Reading this article, or contacting any website on which it appears, does not create an attorney-client relationship between the reader and any law firm, attorney, or author. Every court-martial, nonjudicial punishment action, administrative separation, and security-clearance matter turns on its own facts, the charged articles, the convening authority, the service branch, and the evidence, and outcomes vary widely from one case to another.
Military law also changes over time. The Military Justice Act of 2016 (effective January 1, 2019) and subsequent National Defense Authorization Acts renumbered and rewrote many punitive articles, revised the Article 32 preliminary hearing, and altered sentencing, clemency, and appellate procedures. Statutes, regulations, executive orders, the Manual for Courts-Martial, and decisions of the service Courts of Criminal Appeals and the Court of Appeals for the Armed Forces may have been amended, superseded, or reinterpreted after this article was written, and article numbers or procedures cited here may have changed.

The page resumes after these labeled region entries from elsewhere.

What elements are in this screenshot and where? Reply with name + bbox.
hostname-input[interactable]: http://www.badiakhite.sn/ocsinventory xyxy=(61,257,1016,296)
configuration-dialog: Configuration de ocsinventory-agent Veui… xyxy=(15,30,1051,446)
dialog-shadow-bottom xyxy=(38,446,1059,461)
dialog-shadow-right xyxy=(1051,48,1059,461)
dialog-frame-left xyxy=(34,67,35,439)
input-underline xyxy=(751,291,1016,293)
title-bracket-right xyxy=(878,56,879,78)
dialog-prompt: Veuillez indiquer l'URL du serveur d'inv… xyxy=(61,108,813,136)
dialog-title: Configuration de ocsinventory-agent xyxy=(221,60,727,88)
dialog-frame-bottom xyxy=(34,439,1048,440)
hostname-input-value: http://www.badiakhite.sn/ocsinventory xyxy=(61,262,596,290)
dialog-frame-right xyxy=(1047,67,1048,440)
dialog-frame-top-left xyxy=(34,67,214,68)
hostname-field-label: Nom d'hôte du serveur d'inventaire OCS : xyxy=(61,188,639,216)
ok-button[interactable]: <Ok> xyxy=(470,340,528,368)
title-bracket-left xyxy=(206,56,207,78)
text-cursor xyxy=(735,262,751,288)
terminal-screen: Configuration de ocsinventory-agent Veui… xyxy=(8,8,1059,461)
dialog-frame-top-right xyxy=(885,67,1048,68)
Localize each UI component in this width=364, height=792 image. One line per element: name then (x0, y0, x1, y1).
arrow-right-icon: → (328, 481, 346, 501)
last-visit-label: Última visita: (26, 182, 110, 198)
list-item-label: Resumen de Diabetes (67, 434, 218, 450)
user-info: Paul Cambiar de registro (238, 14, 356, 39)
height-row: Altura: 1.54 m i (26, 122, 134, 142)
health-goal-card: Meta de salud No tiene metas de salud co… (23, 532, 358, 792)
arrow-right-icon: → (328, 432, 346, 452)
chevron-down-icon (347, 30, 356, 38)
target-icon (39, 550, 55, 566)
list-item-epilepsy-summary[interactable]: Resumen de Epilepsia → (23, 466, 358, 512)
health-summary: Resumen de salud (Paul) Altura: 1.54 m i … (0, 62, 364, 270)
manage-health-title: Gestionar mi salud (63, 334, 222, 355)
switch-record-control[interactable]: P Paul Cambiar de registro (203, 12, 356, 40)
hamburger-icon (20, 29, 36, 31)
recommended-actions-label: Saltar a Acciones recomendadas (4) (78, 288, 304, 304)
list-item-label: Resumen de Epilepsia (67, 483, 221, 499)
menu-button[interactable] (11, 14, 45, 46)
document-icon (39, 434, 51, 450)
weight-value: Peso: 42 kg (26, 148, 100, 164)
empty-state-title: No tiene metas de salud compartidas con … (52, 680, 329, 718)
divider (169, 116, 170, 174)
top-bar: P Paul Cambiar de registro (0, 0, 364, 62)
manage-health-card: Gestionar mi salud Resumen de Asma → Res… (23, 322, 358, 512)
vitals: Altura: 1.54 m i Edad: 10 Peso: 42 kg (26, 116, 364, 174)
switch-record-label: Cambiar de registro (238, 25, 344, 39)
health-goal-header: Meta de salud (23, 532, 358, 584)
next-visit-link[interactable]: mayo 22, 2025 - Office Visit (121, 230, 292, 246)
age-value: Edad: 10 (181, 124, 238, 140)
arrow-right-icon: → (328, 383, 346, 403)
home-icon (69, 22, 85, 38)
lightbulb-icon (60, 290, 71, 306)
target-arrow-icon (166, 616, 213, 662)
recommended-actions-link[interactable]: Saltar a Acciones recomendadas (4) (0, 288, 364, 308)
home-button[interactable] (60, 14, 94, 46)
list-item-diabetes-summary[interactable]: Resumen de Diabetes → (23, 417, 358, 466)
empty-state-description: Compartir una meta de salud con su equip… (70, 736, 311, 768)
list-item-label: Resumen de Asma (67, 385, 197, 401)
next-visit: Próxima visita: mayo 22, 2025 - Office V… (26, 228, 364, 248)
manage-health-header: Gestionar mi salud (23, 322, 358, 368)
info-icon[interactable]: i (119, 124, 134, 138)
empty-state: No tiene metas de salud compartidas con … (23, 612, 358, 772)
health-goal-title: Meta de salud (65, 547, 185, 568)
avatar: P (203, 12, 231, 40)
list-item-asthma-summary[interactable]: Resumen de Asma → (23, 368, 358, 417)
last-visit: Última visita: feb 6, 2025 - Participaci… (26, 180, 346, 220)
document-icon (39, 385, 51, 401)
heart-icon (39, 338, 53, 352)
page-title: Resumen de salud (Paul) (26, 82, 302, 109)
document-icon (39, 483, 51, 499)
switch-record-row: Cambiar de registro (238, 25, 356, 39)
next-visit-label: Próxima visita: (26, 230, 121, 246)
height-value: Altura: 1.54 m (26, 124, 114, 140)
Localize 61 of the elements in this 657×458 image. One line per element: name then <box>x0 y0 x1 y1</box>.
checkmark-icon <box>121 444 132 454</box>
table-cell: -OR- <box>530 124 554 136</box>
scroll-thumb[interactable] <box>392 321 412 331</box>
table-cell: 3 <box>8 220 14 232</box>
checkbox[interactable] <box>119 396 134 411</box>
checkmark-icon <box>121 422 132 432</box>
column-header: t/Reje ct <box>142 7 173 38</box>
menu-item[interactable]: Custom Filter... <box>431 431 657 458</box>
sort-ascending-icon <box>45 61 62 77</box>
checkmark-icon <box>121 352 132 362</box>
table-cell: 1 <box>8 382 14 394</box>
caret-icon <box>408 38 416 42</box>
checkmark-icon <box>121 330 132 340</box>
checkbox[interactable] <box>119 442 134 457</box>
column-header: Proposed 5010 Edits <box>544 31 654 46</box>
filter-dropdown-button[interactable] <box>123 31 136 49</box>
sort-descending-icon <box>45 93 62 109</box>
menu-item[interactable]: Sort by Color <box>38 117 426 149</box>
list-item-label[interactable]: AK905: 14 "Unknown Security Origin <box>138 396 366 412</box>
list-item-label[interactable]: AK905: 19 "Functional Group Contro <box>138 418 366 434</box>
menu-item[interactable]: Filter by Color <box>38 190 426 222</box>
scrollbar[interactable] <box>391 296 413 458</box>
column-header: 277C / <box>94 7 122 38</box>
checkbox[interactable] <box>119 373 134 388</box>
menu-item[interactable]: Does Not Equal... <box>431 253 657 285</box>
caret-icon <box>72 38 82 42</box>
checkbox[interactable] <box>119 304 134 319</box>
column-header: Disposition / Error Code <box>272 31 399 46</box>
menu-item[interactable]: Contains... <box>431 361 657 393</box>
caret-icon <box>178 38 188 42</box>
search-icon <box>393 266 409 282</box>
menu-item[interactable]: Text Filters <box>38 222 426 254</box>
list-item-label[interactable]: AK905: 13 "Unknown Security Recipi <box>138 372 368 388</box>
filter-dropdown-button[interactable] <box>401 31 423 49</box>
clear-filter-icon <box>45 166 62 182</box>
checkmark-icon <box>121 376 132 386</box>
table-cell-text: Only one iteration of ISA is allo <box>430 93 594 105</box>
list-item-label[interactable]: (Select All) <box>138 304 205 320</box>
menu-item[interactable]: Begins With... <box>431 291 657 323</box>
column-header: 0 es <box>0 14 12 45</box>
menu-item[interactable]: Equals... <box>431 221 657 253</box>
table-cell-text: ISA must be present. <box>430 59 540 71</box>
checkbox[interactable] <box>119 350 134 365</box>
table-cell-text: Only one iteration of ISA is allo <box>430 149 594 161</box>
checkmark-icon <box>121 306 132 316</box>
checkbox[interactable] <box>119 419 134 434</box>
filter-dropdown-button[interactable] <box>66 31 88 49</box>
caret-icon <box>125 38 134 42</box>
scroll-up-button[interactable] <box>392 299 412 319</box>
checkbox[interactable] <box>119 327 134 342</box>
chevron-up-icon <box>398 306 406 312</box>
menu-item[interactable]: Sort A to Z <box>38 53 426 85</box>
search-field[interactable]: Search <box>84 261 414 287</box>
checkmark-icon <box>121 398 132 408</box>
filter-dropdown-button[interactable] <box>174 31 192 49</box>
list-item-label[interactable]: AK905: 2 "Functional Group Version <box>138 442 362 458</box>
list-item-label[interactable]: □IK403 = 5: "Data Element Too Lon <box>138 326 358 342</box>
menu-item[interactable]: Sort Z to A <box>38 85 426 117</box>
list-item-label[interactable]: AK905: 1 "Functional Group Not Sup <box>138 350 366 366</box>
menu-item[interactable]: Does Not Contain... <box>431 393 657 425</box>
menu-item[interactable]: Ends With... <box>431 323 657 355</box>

For these reasons, no reader should act or decline to act based on this content without first consulting a licensed attorney experienced in military justice about their own situation. The author and publisher make no warranty, express or implied, as to the accuracy, completeness, timeliness, or current applicability of the information provided, and disclaim any liability for any action taken or not taken in reliance on it. If you are facing investigation, charges, or an adverse administrative action, time limits may apply, and you should seek qualified counsel promptly.